Ich für meinen Teil muss sagen ich hab mich auch schon geärgert. Hatte z.b. Probleme mit meiner Maus in Wincc fexible das der treiber beim Scrollen Wincc zum absturz gebraucht hat. Ist aber behoben worden, da ich sie informiert hab.

Seis wies sei, Simatic und ihre Komponeten sind so Komplex miteinander verbunden (STEP 7, WinCC, WinCC fexible, Scout, Starter, Automation Designer, Spectation, Protool, ProSave, PCS7, WinAC ect.) das fehler immer auftauchen können. Ich kenne nicht viele Firmen die sowas hinbekommen auf den Niveau von S. 

Vipa z.b. muss man öfters den Arbeitsspeicher bereinigen sonst lässt er nicht mehr laden( wieso?). 

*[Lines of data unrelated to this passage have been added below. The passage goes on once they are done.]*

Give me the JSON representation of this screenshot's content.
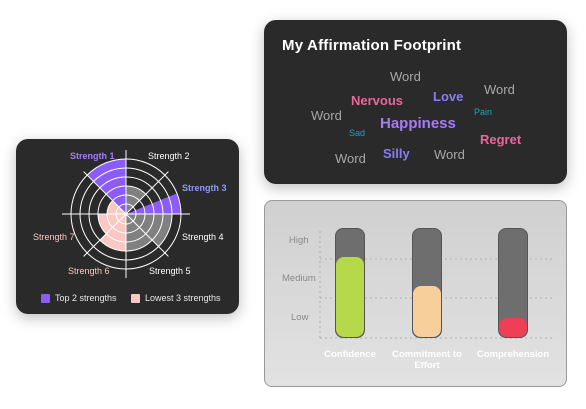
{
  "radar": {
    "labels": [
      "Strength 1",
      "Strength 2",
      "Strength 3",
      "Strength 4",
      "Strength 5",
      "Strength 6",
      "Strength 7"
    ],
    "legend": [
      {
        "label": "Top 2 strengths",
        "color": "#8b5cf6"
      },
      {
        "label": "Lowest 3 strengths",
        "color": "#f9c8c2"
      }
    ]
  },
  "cloud": {
    "title": "My Affirmation Footprint",
    "words": [
      {
        "text": "Word",
        "color": "#a8a8a8"
      },
      {
        "text": "Nervous",
        "color": "#e9679a"
      },
      {
        "text": "Love",
        "color": "#8b7cf6"
      },
      {
        "text": "Word",
        "color": "#a8a8a8"
      },
      {
        "text": "Word",
        "color": "#a8a8a8"
      },
      {
        "text": "Pain",
        "color": "#1aa6b7"
      },
      {
        "text": "Sad",
        "color": "#1aa6b7"
      },
      {
        "text": "Happiness",
        "color": "#a67cf6"
      },
      {
        "text": "Regret",
        "color": "#e9679a"
      },
      {
        "text": "Word",
        "color": "#a8a8a8"
      },
      {
        "text": "Silly",
        "color": "#8b7cf6"
      },
      {
        "text": "Word",
        "color": "#a8a8a8"
      }
    ]
  },
  "levels": {
    "axis": [
      "High",
      "Medium",
      "Low"
    ],
    "bars": [
      {
        "label": "Confidence",
        "level": 0.74,
        "color": "#b5d94a"
      },
      {
        "label": "Commitment to Effort",
        "level": 0.47,
        "color": "#f7cf9a"
      },
      {
        "label": "Comprehension",
        "level": 0.18,
        "color": "#ee3f55"
      }
    ]
  }
}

Wenn ich in Programmen von Steuerungen die 400k groß sind fehler hab kann ich dann erwarten das 20GB an daten keinen fehler hat?


----------



## Ralle (3 Juni 2009)

@Proxy

Da hast du durchaus Recht, es geht i.d.R. auch nicht um Fehler als solche, sondern um bekannte Mängel, die einfach nicht oder nicht richtig beseitigt werden. Das ist besonders bei WinCCFlex auffällig. Auserdem muß ich sagen, daß ich mit Siemens-Software definitiv die meisten Probleme nach Updates habe. Darf gar nicht dran denken, wenn ich bei jedem MS-Patchday Angst haben müßte, daß hinterher gar nichts mehr geht. Das passierte mir bisher zum Glück noch nie.


----------



## Larry Laffer (3 Juni 2009)

... abgesehen davon kann man so einfache Dinge wie "kann ich die Programmier-Schnittstelle nach der Installation noch benutzen" durchaus ausprobieren. 
Im Übrigen geht es mir dabei auch nicht darum das "jeder mal Fehler machen kann" sondern viel mehr darum, wie man damit umgeht und ob man bereit ist darauf zu reagieren oder dazu zu stehen. Das ist für mich das Problem beim "S" ...

Gruß
LL


----------



## ChristophD (3 Juni 2009)

Dann müssten aber Kompatibilitätstests gemacht werden.
Denke das dies nicht der Fall ist, beim Test wird dann der entsprechende SP immer auf ein sauberes Windows System aufgespielt ohne Vorbelastung .
Senkt zwar ungemein die Kosten für den Test geht aber zu Lasten der Anwenderfreundlichkeit, den wer hat schon immer seinen Rechner neu aufgezogen wer bevor er Step7 installiert?

Gruß
Christoph


----------



## Larry Laffer (3 Juni 2009)

... noch so ein bißchen und ich verneige mich vor dem "S" ...


----------



## rostiger Nagel (3 Juni 2009)

@Proxy
ich kann dir nicht zustimmen, bei dem Geld was Siemens für die Software verlangt und weiterhin für die Wartung, muss das einfach besser laufen.
So ein kleiner Fehler wie mit dem CP oder wie bei Markus in einen anderen Fred (http://www.sps-forum.de/showthread.php?t=27934)wo die Rezeptdaten auf einmal weg sind, kann ein ganz schön ins rotieren bringen.
Man sollte auch bedenken, dass die gerade genannten Fehler eigentlich in der Hand von Siemens liegen d.h. nicht unbedingt Fremdverschulden von MS oder anderen sind. Und wenn es so wäre könnten die das mit ein paar Handgriffen abstellen.
Thomas 2.1 schreibt das er jedes Mal den CP kontrolliert und gegeben falls neu installiert, warum muss er das machen und nicht Siemens in der Hochrüstungs-Routine automatisch...wo ist das Problem...?
Warum muss die Software so fett sein und den Rechner in die Knie zwingen, das geht bestimmt auch schlanker...bei anderen auf jedem fall. 

Gruß Helmut


----------



## bike (3 Juni 2009)

Proxy schrieb:


> Seis wies sei, Simatic und ihre Komponeten sind so Komplex miteinander verbunden (STEP 7, WinCC, WinCC fexible, Scout, Starter, Automation Designer, Spectation, Protool, ProSave, PCS7, WinAC ect.) das fehler immer auftauchen können. Ich kenne nicht viele Firmen die sowas hinbekommen auf den Niveau von S.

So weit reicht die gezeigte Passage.